In my own experience, I once entered an on-call that looked like a warzone: tired eyes, frayed nerves, resentment and blame. And instead of solving the problems with just more bodies, we worked smarter and harder. We made product changes, added limits, automated runbooks. We didn’t get pages to zero, but we got it much better, all through continued hypergrowth. I learned a lot about the system, and I had a major impact. In fact, my biggest regret is that my team and I didn’t go on-call sooner.
QA
Another place people often overlook is QA, particularly QAing other people’s work. I love QAing other people’s work - it’s one of the best ways to learn about the product and to prevent issues from going out.
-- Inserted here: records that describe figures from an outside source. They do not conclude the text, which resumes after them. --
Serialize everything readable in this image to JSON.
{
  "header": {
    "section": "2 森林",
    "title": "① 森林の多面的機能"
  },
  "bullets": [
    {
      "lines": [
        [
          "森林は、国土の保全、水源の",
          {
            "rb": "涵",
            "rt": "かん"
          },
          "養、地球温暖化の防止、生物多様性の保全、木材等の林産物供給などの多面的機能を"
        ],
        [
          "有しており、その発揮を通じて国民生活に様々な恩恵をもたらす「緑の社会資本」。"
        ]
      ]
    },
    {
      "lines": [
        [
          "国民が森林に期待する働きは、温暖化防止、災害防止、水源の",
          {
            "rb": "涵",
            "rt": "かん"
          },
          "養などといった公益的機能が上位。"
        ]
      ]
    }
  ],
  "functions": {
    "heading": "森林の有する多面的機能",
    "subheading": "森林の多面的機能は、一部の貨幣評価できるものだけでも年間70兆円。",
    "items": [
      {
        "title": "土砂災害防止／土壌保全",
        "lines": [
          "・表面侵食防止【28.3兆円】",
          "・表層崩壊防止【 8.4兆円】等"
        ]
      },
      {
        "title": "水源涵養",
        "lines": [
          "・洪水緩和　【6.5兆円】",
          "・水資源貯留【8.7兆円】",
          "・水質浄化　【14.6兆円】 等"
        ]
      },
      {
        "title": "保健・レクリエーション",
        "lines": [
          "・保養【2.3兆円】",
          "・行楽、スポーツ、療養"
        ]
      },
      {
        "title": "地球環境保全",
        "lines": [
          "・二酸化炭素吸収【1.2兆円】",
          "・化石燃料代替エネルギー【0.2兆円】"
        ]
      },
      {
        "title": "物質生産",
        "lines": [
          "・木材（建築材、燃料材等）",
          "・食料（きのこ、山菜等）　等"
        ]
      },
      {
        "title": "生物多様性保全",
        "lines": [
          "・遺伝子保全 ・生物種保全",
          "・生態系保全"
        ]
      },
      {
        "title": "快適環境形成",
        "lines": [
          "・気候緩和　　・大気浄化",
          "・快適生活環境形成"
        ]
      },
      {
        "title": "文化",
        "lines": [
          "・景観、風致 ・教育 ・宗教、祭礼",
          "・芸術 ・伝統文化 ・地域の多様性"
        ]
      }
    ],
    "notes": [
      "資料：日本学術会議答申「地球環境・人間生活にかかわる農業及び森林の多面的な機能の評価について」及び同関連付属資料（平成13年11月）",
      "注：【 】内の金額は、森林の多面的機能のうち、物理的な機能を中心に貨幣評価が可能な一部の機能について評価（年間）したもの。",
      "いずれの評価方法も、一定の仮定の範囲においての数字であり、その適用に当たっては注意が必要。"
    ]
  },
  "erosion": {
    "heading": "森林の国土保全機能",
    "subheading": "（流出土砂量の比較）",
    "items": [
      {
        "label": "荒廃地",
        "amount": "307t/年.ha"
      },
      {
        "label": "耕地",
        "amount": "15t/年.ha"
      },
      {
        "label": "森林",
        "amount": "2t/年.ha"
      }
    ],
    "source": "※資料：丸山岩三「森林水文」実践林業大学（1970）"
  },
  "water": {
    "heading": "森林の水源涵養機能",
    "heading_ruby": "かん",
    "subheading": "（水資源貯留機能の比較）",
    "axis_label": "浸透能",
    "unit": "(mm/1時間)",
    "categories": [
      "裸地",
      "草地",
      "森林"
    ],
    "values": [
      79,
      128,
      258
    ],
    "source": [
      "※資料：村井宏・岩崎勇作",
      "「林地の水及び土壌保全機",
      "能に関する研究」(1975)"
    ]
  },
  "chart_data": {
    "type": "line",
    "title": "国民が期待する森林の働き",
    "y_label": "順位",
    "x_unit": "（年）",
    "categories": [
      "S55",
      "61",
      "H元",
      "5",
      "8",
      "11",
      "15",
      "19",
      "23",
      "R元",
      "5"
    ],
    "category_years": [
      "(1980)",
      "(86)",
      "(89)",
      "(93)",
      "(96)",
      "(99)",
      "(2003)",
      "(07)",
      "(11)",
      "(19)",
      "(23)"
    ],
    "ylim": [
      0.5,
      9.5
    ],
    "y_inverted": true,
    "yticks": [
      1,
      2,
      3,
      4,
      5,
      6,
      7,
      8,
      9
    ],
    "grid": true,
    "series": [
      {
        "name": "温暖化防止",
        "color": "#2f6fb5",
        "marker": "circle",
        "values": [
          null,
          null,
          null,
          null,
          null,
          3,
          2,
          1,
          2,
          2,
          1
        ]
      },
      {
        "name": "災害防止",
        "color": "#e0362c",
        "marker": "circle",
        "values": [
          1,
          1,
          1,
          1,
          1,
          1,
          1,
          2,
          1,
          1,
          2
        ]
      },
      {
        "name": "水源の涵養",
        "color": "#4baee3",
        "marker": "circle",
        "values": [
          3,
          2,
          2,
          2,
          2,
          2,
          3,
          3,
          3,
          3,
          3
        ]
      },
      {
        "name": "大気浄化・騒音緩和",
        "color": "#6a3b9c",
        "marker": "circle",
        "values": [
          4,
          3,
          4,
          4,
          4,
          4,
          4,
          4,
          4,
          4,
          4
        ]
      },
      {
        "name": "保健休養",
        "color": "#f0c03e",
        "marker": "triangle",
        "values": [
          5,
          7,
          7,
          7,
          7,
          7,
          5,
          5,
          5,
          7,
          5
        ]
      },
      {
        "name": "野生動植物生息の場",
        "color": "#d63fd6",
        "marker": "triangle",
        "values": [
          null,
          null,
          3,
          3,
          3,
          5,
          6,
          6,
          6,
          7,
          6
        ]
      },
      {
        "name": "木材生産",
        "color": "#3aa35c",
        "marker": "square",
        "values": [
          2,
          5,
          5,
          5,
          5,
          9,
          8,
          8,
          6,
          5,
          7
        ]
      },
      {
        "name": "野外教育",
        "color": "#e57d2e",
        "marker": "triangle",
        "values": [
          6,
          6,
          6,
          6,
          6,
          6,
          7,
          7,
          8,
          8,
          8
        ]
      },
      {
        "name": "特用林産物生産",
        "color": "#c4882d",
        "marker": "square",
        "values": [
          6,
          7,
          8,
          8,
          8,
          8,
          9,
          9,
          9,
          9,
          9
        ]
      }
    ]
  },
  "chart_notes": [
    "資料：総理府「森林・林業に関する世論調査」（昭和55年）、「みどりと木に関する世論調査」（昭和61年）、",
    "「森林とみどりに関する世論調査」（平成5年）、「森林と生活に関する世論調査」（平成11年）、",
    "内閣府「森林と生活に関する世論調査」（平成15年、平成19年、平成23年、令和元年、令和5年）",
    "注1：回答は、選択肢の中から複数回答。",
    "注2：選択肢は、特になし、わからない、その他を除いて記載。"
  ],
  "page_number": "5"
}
This is another place where managers are often silly to avoid. Woe is the manager who doesn’t know squat about their product. Woe is the manager who can’t improve quality on their team. Tactical applications of QA can be one of the best levers for managers to ensure they’re in the loop and manning the fort.
Often people don’t give QA a chance - they often think it’s monotonous monkey work that should be farmed out to a different team. This is very false: only boring people are bored and only bad QA is monotonous. Implicit in this anti-QA point of view is one of the most common traits of lamentable work – people don’t do it well, but don’t believe it’s a worthy problem to focus on getting better at. When this catch-22 is raised, people sometimes flip the script and talk like QA is some magical language they couldn’t possibly get good at. Notice that these arguments don’t come up when the same people are up to learn about new fancy stuff, like distributed systems or web3.
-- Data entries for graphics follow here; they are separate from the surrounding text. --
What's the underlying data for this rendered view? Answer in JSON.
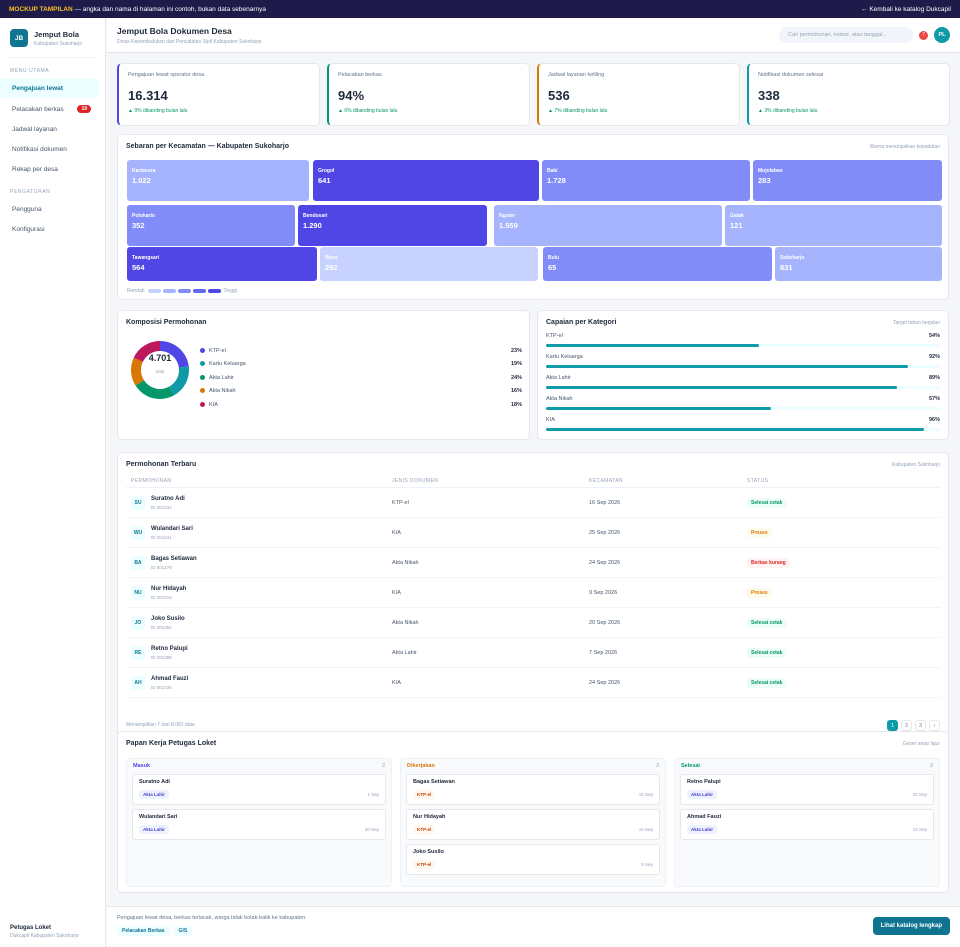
{
  "banner": {
    "tag": "MOCKUP TAMPILAN",
    "note": "— angka dan nama di halaman ini contoh, bukan data sebenarnya",
    "back_link": "← Kembali ke katalog Dukcapil"
  },
  "brand": {
    "initials": "JB",
    "name": "Jemput Bola",
    "region": "Kabupaten Sukoharjo"
  },
  "sidebar": {
    "section_main": "MENU UTAMA",
    "main_items": [
      {
        "label": "Pengajuan lewat",
        "active": true,
        "badge": ""
      },
      {
        "label": "Pelacakan berkas",
        "active": false,
        "badge": "19"
      },
      {
        "label": "Jadwal layanan",
        "active": false,
        "badge": ""
      },
      {
        "label": "Notifikasi dokumen",
        "active": false,
        "badge": ""
      },
      {
        "label": "Rekap per desa",
        "active": false,
        "badge": ""
      }
    ],
    "section_settings": "PENGATURAN",
    "settings_items": [
      {
        "label": "Pengguna"
      },
      {
        "label": "Konfigurasi"
      }
    ],
    "user_name": "Petugas Loket",
    "user_role": "Dukcapil Kabupaten Sukoharjo"
  },
  "header": {
    "title": "Jemput Bola Dokumen Desa",
    "subtitle": "Dinas Kependudukan dan Pencatatan Sipil Kabupaten Sukoharjo",
    "search_placeholder": "Cari permohonan, nomor, atau tanggal...",
    "notif_count": "7",
    "avatar": "PL"
  },
  "kpis": [
    {
      "label": "Pengajuan lewat operator desa",
      "value": "16.314",
      "delta": "▲ 9% dibanding bulan lalu",
      "color": "#4f46e5"
    },
    {
      "label": "Pelacakan berkas",
      "value": "94%",
      "delta": "▲ 6% dibanding bulan lalu",
      "color": "#059669"
    },
    {
      "label": "Jadwal layanan keliling",
      "value": "536",
      "delta": "▲ 7% dibanding bulan lalu",
      "color": "#d97706"
    },
    {
      "label": "Notifikasi dokumen selesai",
      "value": "338",
      "delta": "▲ 3% dibanding bulan lalu",
      "color": "#0e9aa7"
    }
  ],
  "treemap": {
    "title": "Sebaran per Kecamatan — Kabupaten Sukoharjo",
    "note": "Warna menunjukkan kepadatan",
    "legend_low": "Rendah",
    "legend_high": "Tinggi",
    "scale_colors": [
      "#c7d2fe",
      "#a5b4fc",
      "#818cf8",
      "#6366f1",
      "#4f46e5"
    ],
    "rows": [
      [
        {
          "name": "Kartasura",
          "value": "1.022",
          "level": 2
        },
        {
          "name": "Grogol",
          "value": "641",
          "level": 5
        },
        {
          "name": "Baki",
          "value": "1.728",
          "level": 3
        },
        {
          "name": "Mojolaban",
          "value": "283",
          "level": 3
        }
      ],
      [
        {
          "name": "Polokarto",
          "value": "352",
          "level": 3
        },
        {
          "name": "Bendosari",
          "value": "1.290",
          "level": 5
        },
        {
          "name": "Nguter",
          "value": "1.559",
          "level": 2
        },
        {
          "name": "Gatak",
          "value": "121",
          "level": 2
        }
      ],
      [
        {
          "name": "Tawangsari",
          "value": "564",
          "level": 5
        },
        {
          "name": "Weru",
          "value": "292",
          "level": 1
        },
        {
          "name": "Bulu",
          "value": "65",
          "level": 3
        },
        {
          "name": "Sukoharjo",
          "value": "831",
          "level": 2
        }
      ]
    ]
  },
  "composition": {
    "title": "Komposisi Permohonan",
    "total": "4.701",
    "total_label": "total",
    "items": [
      {
        "label": "KTP-el",
        "pct": "23%",
        "value": 23,
        "color": "#4f46e5"
      },
      {
        "label": "Kartu Keluarga",
        "pct": "19%",
        "value": 19,
        "color": "#0e9aa7"
      },
      {
        "label": "Akta Lahir",
        "pct": "24%",
        "value": 24,
        "color": "#059669"
      },
      {
        "label": "Akta Nikah",
        "pct": "16%",
        "value": 16,
        "color": "#d97706"
      },
      {
        "label": "KIA",
        "pct": "18%",
        "value": 18,
        "color": "#be185d"
      }
    ]
  },
  "achievement": {
    "title": "Capaian per Kategori",
    "note": "Target tahun berjalan",
    "items": [
      {
        "label": "KTP-el",
        "pct": "54%",
        "value": 54
      },
      {
        "label": "Kartu Keluarga",
        "pct": "92%",
        "value": 92
      },
      {
        "label": "Akta Lahir",
        "pct": "89%",
        "value": 89
      },
      {
        "label": "Akta Nikah",
        "pct": "57%",
        "value": 57
      },
      {
        "label": "KIA",
        "pct": "96%",
        "value": 96
      }
    ]
  },
  "table": {
    "title": "Permohonan Terbaru",
    "note": "Kabupaten Sukoharjo",
    "columns": [
      "PERMOHONAN",
      "JENIS DOKUMEN",
      "KECAMATAN",
      "STATUS"
    ],
    "rows": [
      {
        "ini": "SU",
        "name": "Suratno Adi",
        "id": "ID 001234",
        "doc": "KTP-el",
        "date": "16 Sep 2026",
        "status": "Selesai cetak",
        "kind": "ok"
      },
      {
        "ini": "WU",
        "name": "Wulandari Sari",
        "id": "ID 001241",
        "doc": "KIA",
        "date": "25 Sep 2026",
        "status": "Proses",
        "kind": "warn"
      },
      {
        "ini": "BA",
        "name": "Bagas Setiawan",
        "id": "ID 001278",
        "doc": "Akta Nikah",
        "date": "24 Sep 2026",
        "status": "Berkas kurang",
        "kind": "bad"
      },
      {
        "ini": "NU",
        "name": "Nur Hidayah",
        "id": "ID 001315",
        "doc": "KIA",
        "date": "9 Sep 2026",
        "status": "Proses",
        "kind": "warn"
      },
      {
        "ini": "JO",
        "name": "Joko Susilo",
        "id": "ID 001352",
        "doc": "Akta Nikah",
        "date": "20 Sep 2026",
        "status": "Selesai cetak",
        "kind": "ok"
      },
      {
        "ini": "RE",
        "name": "Retno Palupi",
        "id": "ID 001389",
        "doc": "Akta Lahir",
        "date": "7 Sep 2026",
        "status": "Selesai cetak",
        "kind": "ok"
      },
      {
        "ini": "AH",
        "name": "Ahmad Fauzi",
        "id": "ID 001426",
        "doc": "KIA",
        "date": "24 Sep 2026",
        "status": "Selesai cetak",
        "kind": "ok"
      }
    ],
    "footer": "Menampilkan 7 dari 8.081 data",
    "pages": [
      "1",
      "2",
      "3",
      "›"
    ]
  },
  "board": {
    "title": "Papan Kerja Petugas Loket",
    "note": "Geser antar lajur",
    "columns": [
      {
        "title": "Masuk",
        "count": "2",
        "color": "#4f46e5",
        "cards": [
          {
            "name": "Suratno Adi",
            "tag": "Akta Lahir",
            "date": "1 Sep"
          },
          {
            "name": "Wulandari Sari",
            "tag": "Akta Lahir",
            "date": "20 Sep"
          }
        ]
      },
      {
        "title": "Dikerjakan",
        "count": "3",
        "color": "#d97706",
        "cards": [
          {
            "name": "Bagas Setiawan",
            "tag": "KTP-el",
            "date": "15 Sep"
          },
          {
            "name": "Nur Hidayah",
            "tag": "KTP-el",
            "date": "16 Sep"
          },
          {
            "name": "Joko Susilo",
            "tag": "KTP-el",
            "date": "9 Sep"
          }
        ]
      },
      {
        "title": "Selesai",
        "count": "2",
        "color": "#059669",
        "cards": [
          {
            "name": "Retno Palupi",
            "tag": "Akta Lahir",
            "date": "20 Sep"
          },
          {
            "name": "Ahmad Fauzi",
            "tag": "Akta Lahir",
            "date": "14 Sep"
          }
        ]
      }
    ]
  },
  "footer": {
    "text": "Pengajuan lewat desa, berkas terlacak, warga tidak bolak-balik ke kabupaten.",
    "chips": [
      "Pelacakan Berkas",
      "GIS"
    ],
    "cta": "Lihat katalog lengkap"
  }
}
In any case, proper QA requires major amounts of critical thinking, systems understanding, and creativity. And you learn it! Good QA builds automation, forms sophisticated risk profiles to weight work, and often requires deep understanding of human bias and behavior. And the best QA builds a set of expectations, metrics, and enablement so that an entire team can ship both faster and higher quality. The best QA also serves as a feedback cycle into building better. And similar to reducing on-call pages, great QA also helps your team build faster, and building faster will help your career in other direct and indirect ways.
Oh, and Companies Too
Not only can you build your career with dirty work, you can also build a company on it! Some of the best companies are known to solve the boring, lamentable problems of other businesses. Zapier and Stripe are great examples of businesses that have solved boring problems in extremely impactful, and profitable ways. In fact, much of the best B2B software seeks to solve the most acidic above-the-shoulders mustard work there is. Sometimes dirty work looks a lot like a unicorn startup.
Final Thoughts
Dirty Work isn’t for everyone. In fact, the absolute best of the best often do whatever they want and are brilliant at it. There are people like Steve Jobs out there who rise above all the rest of the excellent people who are trying to do similar things.
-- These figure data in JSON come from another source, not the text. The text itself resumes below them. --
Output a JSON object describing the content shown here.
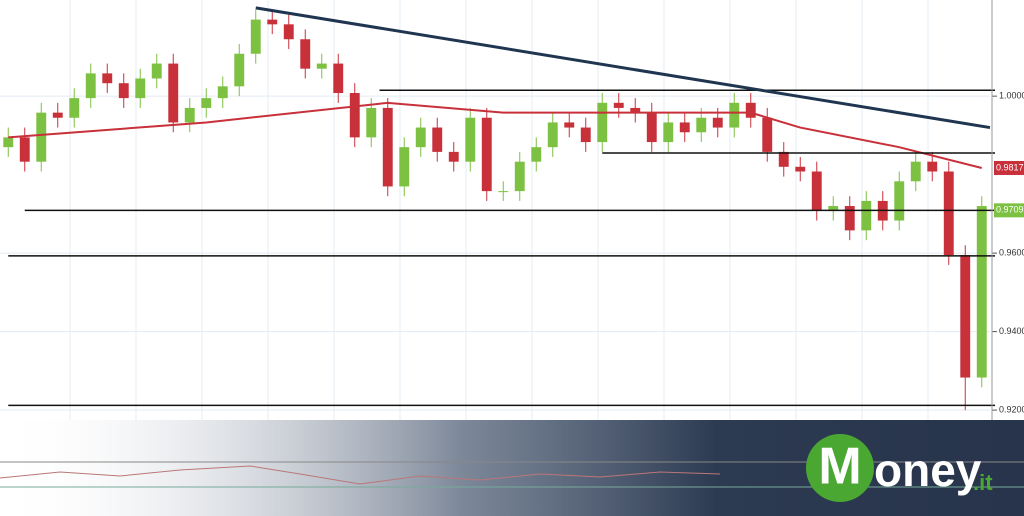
{
  "chart_data": {
    "type": "candlestick",
    "ylim": [
      0.9185,
      1.0245
    ],
    "yticks": [
      {
        "value": 0.92,
        "label": "0.9200"
      },
      {
        "value": 0.94,
        "label": "0.9400"
      },
      {
        "value": 0.96,
        "label": "0.9600"
      },
      {
        "value": 1.0,
        "label": "1.0000"
      }
    ],
    "open": [
      0.987,
      0.9895,
      0.9833,
      0.9958,
      0.9945,
      0.9995,
      1.0058,
      1.0033,
      0.9995,
      1.0045,
      1.0083,
      0.9933,
      0.997,
      0.9995,
      1.0025,
      1.0108,
      1.0195,
      1.0183,
      1.0145,
      1.007,
      1.0083,
      1.0008,
      0.9895,
      0.997,
      0.977,
      0.987,
      0.992,
      0.9858,
      0.9833,
      0.9945,
      0.9758,
      0.9758,
      0.9833,
      0.987,
      0.9933,
      0.992,
      0.9883,
      0.9983,
      0.997,
      0.9958,
      0.9883,
      0.9933,
      0.9908,
      0.9945,
      0.992,
      0.9983,
      0.9945,
      0.9858,
      0.982,
      0.9808,
      0.9708,
      0.972,
      0.9658,
      0.9733,
      0.9683,
      0.9783,
      0.9833,
      0.9808,
      0.9595,
      0.9283
    ],
    "high": [
      0.992,
      0.992,
      0.9983,
      0.9983,
      1.002,
      1.0083,
      1.0083,
      1.0058,
      1.007,
      1.0108,
      1.0108,
      0.9995,
      1.002,
      1.005,
      1.0133,
      1.022,
      1.022,
      1.0208,
      1.017,
      1.0108,
      1.0108,
      1.0033,
      0.9995,
      0.9995,
      0.9895,
      0.9945,
      0.9945,
      0.9883,
      0.997,
      0.997,
      0.9783,
      0.9858,
      0.9895,
      0.9958,
      0.9958,
      0.9945,
      1.0008,
      1.0008,
      0.9995,
      0.9983,
      0.9958,
      0.9958,
      0.997,
      0.997,
      1.0008,
      1.0008,
      0.997,
      0.9883,
      0.9845,
      0.9833,
      0.9745,
      0.9745,
      0.9758,
      0.9758,
      0.9808,
      0.9858,
      0.9858,
      0.9833,
      0.962,
      0.9745
    ],
    "low": [
      0.9845,
      0.9808,
      0.9808,
      0.992,
      0.992,
      0.997,
      1.0008,
      0.997,
      0.997,
      1.002,
      0.9908,
      0.9908,
      0.9945,
      0.997,
      1.0,
      1.0083,
      1.0158,
      1.012,
      1.0045,
      1.0045,
      0.9983,
      0.987,
      0.987,
      0.9745,
      0.9745,
      0.9845,
      0.9833,
      0.9808,
      0.9808,
      0.9733,
      0.9733,
      0.9733,
      0.9808,
      0.9845,
      0.9895,
      0.9858,
      0.9858,
      0.9945,
      0.9933,
      0.9858,
      0.9858,
      0.9883,
      0.9883,
      0.9895,
      0.9895,
      0.992,
      0.9833,
      0.9795,
      0.9783,
      0.9683,
      0.9683,
      0.9633,
      0.9633,
      0.9658,
      0.9658,
      0.9758,
      0.9783,
      0.957,
      0.92,
      0.9258
    ],
    "close": [
      0.9895,
      0.9833,
      0.9958,
      0.9945,
      0.9995,
      1.0058,
      1.0033,
      0.9995,
      1.0045,
      1.0083,
      0.9933,
      0.997,
      0.9995,
      1.0025,
      1.0108,
      1.0195,
      1.0183,
      1.0145,
      1.007,
      1.0083,
      1.0008,
      0.9895,
      0.997,
      0.977,
      0.987,
      0.992,
      0.9858,
      0.9833,
      0.9945,
      0.9758,
      0.9758,
      0.9833,
      0.987,
      0.9933,
      0.992,
      0.9883,
      0.9983,
      0.997,
      0.9958,
      0.9883,
      0.9933,
      0.9908,
      0.9945,
      0.992,
      0.9983,
      0.9945,
      0.9858,
      0.982,
      0.9808,
      0.9708,
      0.972,
      0.9658,
      0.9733,
      0.9683,
      0.9783,
      0.9833,
      0.9808,
      0.9595,
      0.9283,
      0.972
    ],
    "up_color": "#7dc142",
    "down_color": "#c8303a",
    "moving_average": {
      "color": "#c8303a",
      "x": [
        0,
        12,
        23,
        30,
        45,
        48,
        54,
        59
      ],
      "values": [
        0.9895,
        0.9933,
        0.9983,
        0.9958,
        0.9958,
        0.992,
        0.987,
        0.9817
      ]
    },
    "trend_line": {
      "color": "#1f3550",
      "x": [
        15,
        59.5
      ],
      "values": [
        1.0225,
        0.992
      ]
    },
    "levels": [
      {
        "value": 1.0015,
        "x": [
          22.5,
          60
        ]
      },
      {
        "value": 0.9855,
        "x": [
          36,
          60
        ]
      },
      {
        "value": 0.9709,
        "x": [
          1,
          60
        ]
      },
      {
        "value": 0.9593,
        "x": [
          0,
          60
        ]
      },
      {
        "value": 0.9212,
        "x": [
          0,
          60
        ]
      }
    ],
    "price_labels": [
      {
        "value": 0.9817,
        "color": "#c8303a"
      },
      {
        "value": 0.9709,
        "color": "#7dc142"
      }
    ],
    "logo": {
      "initial": "M",
      "rest": "oney",
      "suffix": ".it"
    }
  }
}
But for every Steve Jobs, there’s a Tim Cook. Tim Cook was an operations-heavy executive who didn’t do a single cool-commercial-worthy thing in his entire career before becoming CEO of one of the most dominant tech companies in the world. And then he made that tech company an order of magnitude more dominant. He cut his teeth on the dirty work, and as a company gets larger and larger, emphatic delivery on dirty work is the skill that becomes more and more valuable.
The final thought: becoming an expert in dirty work is wildly differentiating. The more you learn to navigate the messy, human, frustrating problems that everyone else avoids, the more you see the forest for the trees, the more that ability shines a light on a whole host of issues that seem totally broken and wildly tractable.
When it comes to technology, I’m no Steve Jobs. But maybe one day I’ll be a Tim Cook. It’ll take a lot more Dirty Work to get there.